If it is necessary, i would like to share my colab code in here to reproduce the bug. Kind Regards!

hhaAndroid commented 3 years ago

Hi @lantudou CornerNet is very memory consuming, you can consider resize or modify batch, and then observe whether there is the same problem.

lantudou commented 3 years ago

Hi @lantudou CornerNet is very memory consuming, you can consider resize or modify batch, and then observe whether there is the same problem.

Yeah..but i just want to know whether the evaluation process need extra cuda memory during the training. In other word, is it a normal situation or a code bug?

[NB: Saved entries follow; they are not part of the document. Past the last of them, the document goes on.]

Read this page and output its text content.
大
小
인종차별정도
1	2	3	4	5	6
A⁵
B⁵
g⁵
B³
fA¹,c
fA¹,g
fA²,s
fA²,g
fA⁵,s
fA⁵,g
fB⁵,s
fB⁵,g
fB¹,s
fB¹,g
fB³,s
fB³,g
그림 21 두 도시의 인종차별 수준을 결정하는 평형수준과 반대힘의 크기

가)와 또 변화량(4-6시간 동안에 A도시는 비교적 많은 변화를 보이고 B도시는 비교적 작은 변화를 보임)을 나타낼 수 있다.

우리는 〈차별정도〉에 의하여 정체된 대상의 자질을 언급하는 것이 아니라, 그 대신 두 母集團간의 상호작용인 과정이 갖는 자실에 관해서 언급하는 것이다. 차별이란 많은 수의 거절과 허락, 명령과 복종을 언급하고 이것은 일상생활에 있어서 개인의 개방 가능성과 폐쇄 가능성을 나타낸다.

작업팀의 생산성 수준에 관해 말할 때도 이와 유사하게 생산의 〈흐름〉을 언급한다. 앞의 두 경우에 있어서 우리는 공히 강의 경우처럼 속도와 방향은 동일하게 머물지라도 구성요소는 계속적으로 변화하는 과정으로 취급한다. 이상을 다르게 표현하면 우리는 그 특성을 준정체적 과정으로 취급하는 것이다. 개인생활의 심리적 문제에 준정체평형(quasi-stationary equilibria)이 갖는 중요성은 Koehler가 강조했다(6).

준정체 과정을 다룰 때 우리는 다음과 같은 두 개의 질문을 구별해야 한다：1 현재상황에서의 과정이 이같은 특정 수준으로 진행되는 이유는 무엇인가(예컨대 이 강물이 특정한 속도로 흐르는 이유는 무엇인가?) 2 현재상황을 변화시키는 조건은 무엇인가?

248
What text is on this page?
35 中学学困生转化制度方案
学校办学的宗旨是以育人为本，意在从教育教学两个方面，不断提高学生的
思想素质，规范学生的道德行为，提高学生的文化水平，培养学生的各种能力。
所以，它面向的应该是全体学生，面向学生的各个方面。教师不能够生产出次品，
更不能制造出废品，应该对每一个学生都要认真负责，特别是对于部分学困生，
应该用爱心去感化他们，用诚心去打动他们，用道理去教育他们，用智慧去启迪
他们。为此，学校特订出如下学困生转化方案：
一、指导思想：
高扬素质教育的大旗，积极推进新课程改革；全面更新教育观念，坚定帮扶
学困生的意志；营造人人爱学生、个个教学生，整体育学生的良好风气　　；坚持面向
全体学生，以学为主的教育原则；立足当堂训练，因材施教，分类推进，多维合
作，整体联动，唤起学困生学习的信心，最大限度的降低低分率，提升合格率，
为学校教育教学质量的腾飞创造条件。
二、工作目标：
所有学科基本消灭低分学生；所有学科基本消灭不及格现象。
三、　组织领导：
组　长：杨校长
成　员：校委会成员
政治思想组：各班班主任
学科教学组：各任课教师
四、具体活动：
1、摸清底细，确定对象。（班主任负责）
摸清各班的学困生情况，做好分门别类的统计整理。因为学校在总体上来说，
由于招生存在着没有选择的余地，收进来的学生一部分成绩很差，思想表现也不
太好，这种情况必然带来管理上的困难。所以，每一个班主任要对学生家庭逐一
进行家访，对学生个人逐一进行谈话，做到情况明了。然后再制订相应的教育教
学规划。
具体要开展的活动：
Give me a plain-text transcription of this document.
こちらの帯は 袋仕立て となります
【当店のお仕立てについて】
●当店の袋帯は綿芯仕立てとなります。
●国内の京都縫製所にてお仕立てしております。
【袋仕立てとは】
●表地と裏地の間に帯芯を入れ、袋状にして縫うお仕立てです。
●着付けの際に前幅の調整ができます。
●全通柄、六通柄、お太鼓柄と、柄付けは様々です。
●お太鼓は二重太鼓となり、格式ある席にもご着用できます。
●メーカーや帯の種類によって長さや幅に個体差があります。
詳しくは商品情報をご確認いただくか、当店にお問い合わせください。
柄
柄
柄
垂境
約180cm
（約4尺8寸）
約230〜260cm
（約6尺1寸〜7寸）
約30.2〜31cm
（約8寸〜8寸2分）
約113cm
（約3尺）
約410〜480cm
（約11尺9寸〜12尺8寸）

hhaAndroid commented 3 years ago

Hi @lantudou CornerNet is very memory consuming, you can consider resize or modify batch, and then observe whether there is the same problem.

Yeah..but i just want to know whether the evaluation process need extra cuda memory during the training. In other word, is it a normal situation or a code bug?

This is not easy to judge, but we have no problem training and verifying on v100.

ousinkou commented 3 years ago

@hhaAndroid v100 have large memory, of course no problem. Evaluation should be like detectron2, when there is not much memory left, the evaluation process should be transferred to cpu.